İlk kez 1986 yılında Japon Profesör Hiroaki Ota tarafından tanımlanan hastalığa yakalanan bireylerde halüsinasyon görme, hissiyat değişikliği, kaygı gibi birtakım psikiyatrik semptomlar ile sarsıntı, taşikardi, terleme gibi psikomatik belirtiler görülüyor. Genellikle bu sendromdan 30’lu yaşlarda ilk kez yurt dışına çıkan Japon kadınlar muzdarip. Hastalığın tek tedavisi, bireyin ülkesine dönmesi ve bir daha asla Paris’e gelmemesi.
Hastalığı en basit şekilde kültür şokunun şiddetli bir biçimi olarak tanımlamak mümkün.
Sendrom, Paris’e gelmeden önce, şehir hakkında duyduklarını kafasında mitleştirmiş insanları vuruyor. Paris’i sokaklarından parfüm kokuları yayılan, her yanından güzel müzikler duyulan bir şehir zanneden bu arkadaşlar, etrafın harika Fransız kadınlarıyla, centilmen Fransız erkekleriyle dolu olacağını düşünüyor. Bunların hepsi hastalanma sebebi.
‘Amelie Poulain’ filmindeki gibi bir hayatla karşılaşacaklarını, aşk şehrinde ışıltılı sokaklarda gezeceklerini düşünenler gerçekle yüzleşince bu durumu kaldıramıyor ve depresyona giriyor.

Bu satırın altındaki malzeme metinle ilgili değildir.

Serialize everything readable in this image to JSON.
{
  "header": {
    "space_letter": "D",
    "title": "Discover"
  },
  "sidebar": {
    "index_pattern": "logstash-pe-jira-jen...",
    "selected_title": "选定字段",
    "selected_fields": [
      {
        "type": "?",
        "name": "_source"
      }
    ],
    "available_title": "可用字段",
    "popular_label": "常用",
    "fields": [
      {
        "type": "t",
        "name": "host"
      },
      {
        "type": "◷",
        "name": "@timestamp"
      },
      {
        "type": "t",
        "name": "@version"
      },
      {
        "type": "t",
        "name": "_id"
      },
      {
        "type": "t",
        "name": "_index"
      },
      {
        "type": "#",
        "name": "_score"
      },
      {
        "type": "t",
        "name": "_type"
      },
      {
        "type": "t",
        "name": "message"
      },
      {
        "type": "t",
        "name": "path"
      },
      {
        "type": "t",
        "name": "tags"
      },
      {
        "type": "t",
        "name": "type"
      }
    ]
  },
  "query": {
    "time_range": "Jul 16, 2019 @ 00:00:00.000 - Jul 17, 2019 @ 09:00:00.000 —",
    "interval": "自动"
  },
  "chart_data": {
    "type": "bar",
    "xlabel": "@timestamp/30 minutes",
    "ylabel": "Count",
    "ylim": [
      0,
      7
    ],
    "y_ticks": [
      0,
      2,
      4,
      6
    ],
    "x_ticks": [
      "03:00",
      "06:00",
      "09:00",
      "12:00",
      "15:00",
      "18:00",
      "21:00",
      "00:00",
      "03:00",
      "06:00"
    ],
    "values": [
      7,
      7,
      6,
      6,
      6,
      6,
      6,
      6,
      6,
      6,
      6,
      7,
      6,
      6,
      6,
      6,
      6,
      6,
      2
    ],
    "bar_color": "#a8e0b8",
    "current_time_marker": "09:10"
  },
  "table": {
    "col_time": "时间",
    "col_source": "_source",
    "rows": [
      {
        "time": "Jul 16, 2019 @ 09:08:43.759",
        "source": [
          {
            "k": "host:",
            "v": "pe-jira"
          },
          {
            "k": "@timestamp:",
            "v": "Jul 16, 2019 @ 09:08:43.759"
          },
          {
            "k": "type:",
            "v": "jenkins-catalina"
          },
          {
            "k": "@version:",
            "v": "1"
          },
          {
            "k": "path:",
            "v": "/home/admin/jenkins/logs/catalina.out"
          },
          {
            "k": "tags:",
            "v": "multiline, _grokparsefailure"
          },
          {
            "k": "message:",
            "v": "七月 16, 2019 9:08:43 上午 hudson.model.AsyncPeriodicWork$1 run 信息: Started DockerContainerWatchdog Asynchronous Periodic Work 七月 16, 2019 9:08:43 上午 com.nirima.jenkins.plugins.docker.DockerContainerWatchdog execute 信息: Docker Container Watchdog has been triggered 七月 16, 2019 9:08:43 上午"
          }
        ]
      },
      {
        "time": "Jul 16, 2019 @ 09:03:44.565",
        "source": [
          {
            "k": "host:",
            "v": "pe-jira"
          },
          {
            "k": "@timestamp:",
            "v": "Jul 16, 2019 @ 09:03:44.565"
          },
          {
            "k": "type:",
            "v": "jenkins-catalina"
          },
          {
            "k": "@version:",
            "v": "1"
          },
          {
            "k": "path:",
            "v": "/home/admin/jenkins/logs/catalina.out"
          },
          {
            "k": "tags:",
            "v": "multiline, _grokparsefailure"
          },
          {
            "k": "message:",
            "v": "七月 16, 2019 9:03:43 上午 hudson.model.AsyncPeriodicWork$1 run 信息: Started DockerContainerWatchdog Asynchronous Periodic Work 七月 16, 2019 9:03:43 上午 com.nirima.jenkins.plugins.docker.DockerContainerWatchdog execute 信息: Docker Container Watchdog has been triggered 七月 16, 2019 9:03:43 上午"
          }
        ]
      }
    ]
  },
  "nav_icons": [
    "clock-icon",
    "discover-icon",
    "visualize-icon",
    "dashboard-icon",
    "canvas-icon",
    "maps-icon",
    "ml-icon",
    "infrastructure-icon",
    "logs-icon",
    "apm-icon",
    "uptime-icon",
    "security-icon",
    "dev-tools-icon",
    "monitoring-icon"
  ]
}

Toplum içinde resmi, sakin ve ciddi bir yapıya sahip olan Japonların, daha rahat, öfkesini çabuk belli eden ve ruh hali hızlı değişen Fransızların kültürüne ayak uydurması büyük zorluk yaratıyor ve rüya şehir tam bir kabusa dönüyor.
Kültür ve dil farkı, beklentilerinin karşılanamaması gibi faktörlerin yanı sıra jet lag gibi olaylar da bu sendromu tetikliyor.
Japon büyükelçiliğinin, Paris sendromuna yakalanan vatandaşlarıyla ilgilenen 7/24 destek hattı ile sendroma yakalanan insanlara hastane bulmalarında yardım eden uzmanları bile var.